I risultati di tali investigazioni, quindi, sono stati partecipati al Tribunale di Latina – Sezione Misure di Prevenzione, il quale, condividendo l’impianto accusatorio prospettato dalla Direzione Distrettuale Antimafia di Roma, con proprio provvedimento ha disposto il sequestro di: patrimonio aziendale e relativi beni di n. 5 società, con sede nella provincia di Latina, Napoli, di cui n. 2 operanti nel settore delle costruzioni di edifici, n. 1 nella locazione di immobili, n. 1 nel commercio di autoveicoli e n. 1 nel settore dell’intermediazione immobiliare; quote societarie di n. 1 società, con sede nella provincia di Napoli, operante nel settore della gestione di stabilimenti balneari; 112 unità immobiliari (site nella provincia di Latina, Napoli, Cosenza); 175 auto/motoveicoli e n. 1 imbarcazione; numerosi rapporti bancari/postali/assicurativi/azioni, per un valore complessivo di stima dei beni sottoposti a sequestro pari ad oltre 50 milioni di euro.
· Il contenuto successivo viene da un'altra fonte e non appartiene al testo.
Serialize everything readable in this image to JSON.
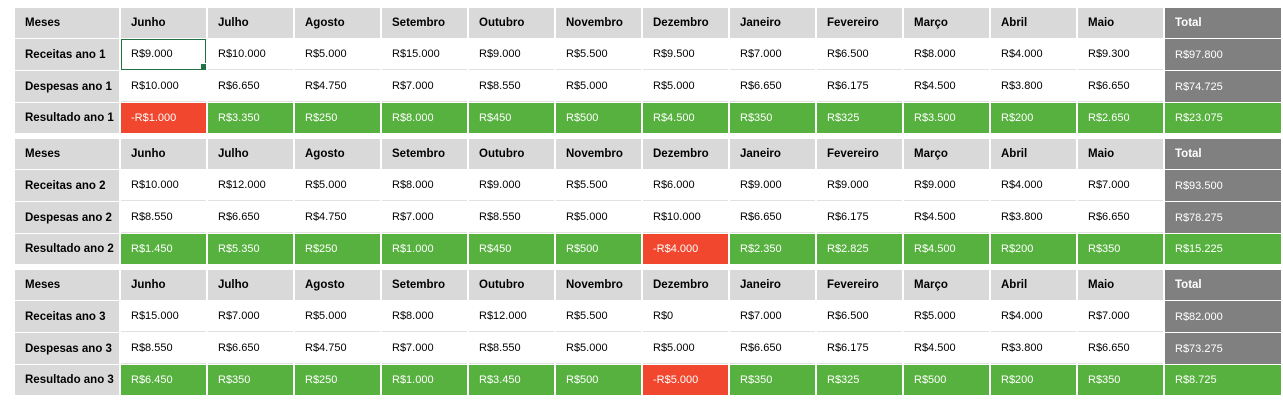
{
  "months": [
    "Junho",
    "Julho",
    "Agosto",
    "Setembro",
    "Outubro",
    "Novembro",
    "Dezembro",
    "Janeiro",
    "Fevereiro",
    "Março",
    "Abril",
    "Maio"
  ],
  "header_label": "Meses",
  "total_label": "Total",
  "years": [
    {
      "rows": [
        {
          "label": "Receitas ano 1",
          "type": "plain",
          "values": [
            "R$9.000",
            "R$10.000",
            "R$5.000",
            "R$15.000",
            "R$9.000",
            "R$5.500",
            "R$9.500",
            "R$7.000",
            "R$6.500",
            "R$8.000",
            "R$4.000",
            "R$9.300"
          ],
          "total": "R$97.800"
        },
        {
          "label": "Despesas ano 1",
          "type": "plain",
          "values": [
            "R$10.000",
            "R$6.650",
            "R$4.750",
            "R$7.000",
            "R$8.550",
            "R$5.000",
            "R$5.000",
            "R$6.650",
            "R$6.175",
            "R$4.500",
            "R$3.800",
            "R$6.650"
          ],
          "total": "R$74.725"
        },
        {
          "label": "Resultado ano 1",
          "type": "result",
          "values": [
            "-R$1.000",
            "R$3.350",
            "R$250",
            "R$8.000",
            "R$450",
            "R$500",
            "R$4.500",
            "R$350",
            "R$325",
            "R$3.500",
            "R$200",
            "R$2.650"
          ],
          "total": "R$23.075"
        }
      ]
    },
    {
      "rows": [
        {
          "label": "Receitas ano 2",
          "type": "plain",
          "values": [
            "R$10.000",
            "R$12.000",
            "R$5.000",
            "R$8.000",
            "R$9.000",
            "R$5.500",
            "R$6.000",
            "R$9.000",
            "R$9.000",
            "R$9.000",
            "R$4.000",
            "R$7.000"
          ],
          "total": "R$93.500"
        },
        {
          "label": "Despesas ano 2",
          "type": "plain",
          "values": [
            "R$8.550",
            "R$6.650",
            "R$4.750",
            "R$7.000",
            "R$8.550",
            "R$5.000",
            "R$10.000",
            "R$6.650",
            "R$6.175",
            "R$4.500",
            "R$3.800",
            "R$6.650"
          ],
          "total": "R$78.275"
        },
        {
          "label": "Resultado ano 2",
          "type": "result",
          "values": [
            "R$1.450",
            "R$5.350",
            "R$250",
            "R$1.000",
            "R$450",
            "R$500",
            "-R$4.000",
            "R$2.350",
            "R$2.825",
            "R$4.500",
            "R$200",
            "R$350"
          ],
          "total": "R$15.225"
        }
      ]
    },
    {
      "rows": [
        {
          "label": "Receitas ano 3",
          "type": "plain",
          "values": [
            "R$15.000",
            "R$7.000",
            "R$5.000",
            "R$8.000",
            "R$12.000",
            "R$5.500",
            "R$0",
            "R$7.000",
            "R$6.500",
            "R$5.000",
            "R$4.000",
            "R$7.000"
          ],
          "total": "R$82.000"
        },
        {
          "label": "Despesas ano 3",
          "type": "plain",
          "values": [
            "R$8.550",
            "R$6.650",
            "R$4.750",
            "R$7.000",
            "R$8.550",
            "R$5.000",
            "R$5.000",
            "R$6.650",
            "R$6.175",
            "R$4.500",
            "R$3.800",
            "R$6.650"
          ],
          "total": "R$73.275"
        },
        {
          "label": "Resultado ano 3",
          "type": "result",
          "values": [
            "R$6.450",
            "R$350",
            "R$250",
            "R$1.000",
            "R$3.450",
            "R$500",
            "-R$5.000",
            "R$350",
            "R$325",
            "R$500",
            "R$200",
            "R$350"
          ],
          "total": "R$8.725"
        }
      ]
    }
  ],
  "colors": {
    "header": "#d9d9d9",
    "total": "#808080",
    "positive": "#57b13f",
    "negative": "#f0472e",
    "selection": "#217346"
  }
}
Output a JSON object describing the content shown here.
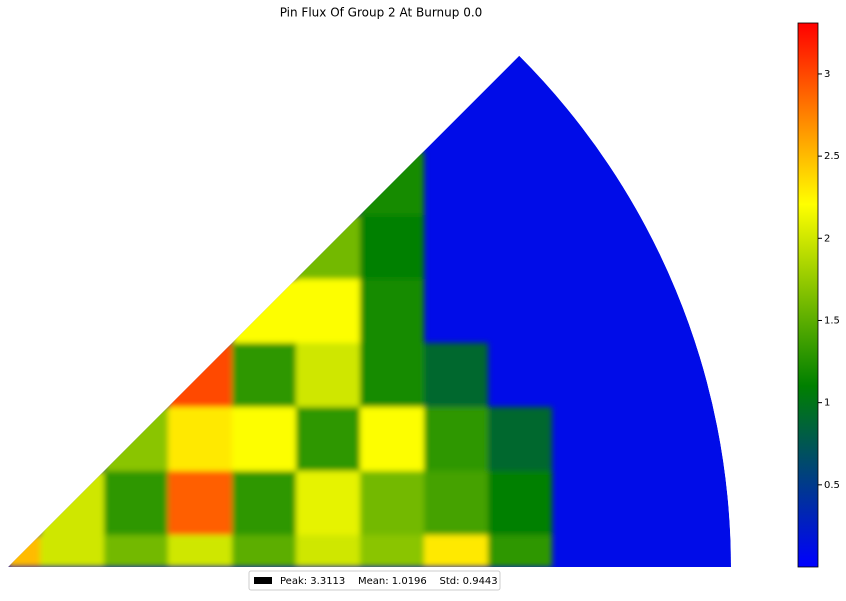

Le operazioni di polizia economico-finanziaria in parola, aventi valenza strategica rispetto all'aggressione ai patrimoni accumulati dalle consorterie criminali, al fine di contrastare l’immissione di denaro di provenienza illecita nei circuiti legali dell’economia, hanno comportato l’impiego di oltre cento Finanzieri in Lazio, Campania, Sicilia e Calabria.
Aggredire i patrimoni illecitamente accumulati dalle “mafie” significa fargli perdere prestigio all'interno del proprio ambiente delinquenziale, privandole del fondamentale strumento di condizionamento delle realtà socio economiche, tradizionalmente occupate e soffocate dall'indisturbata presenza delle loro risorse e del loro controllo.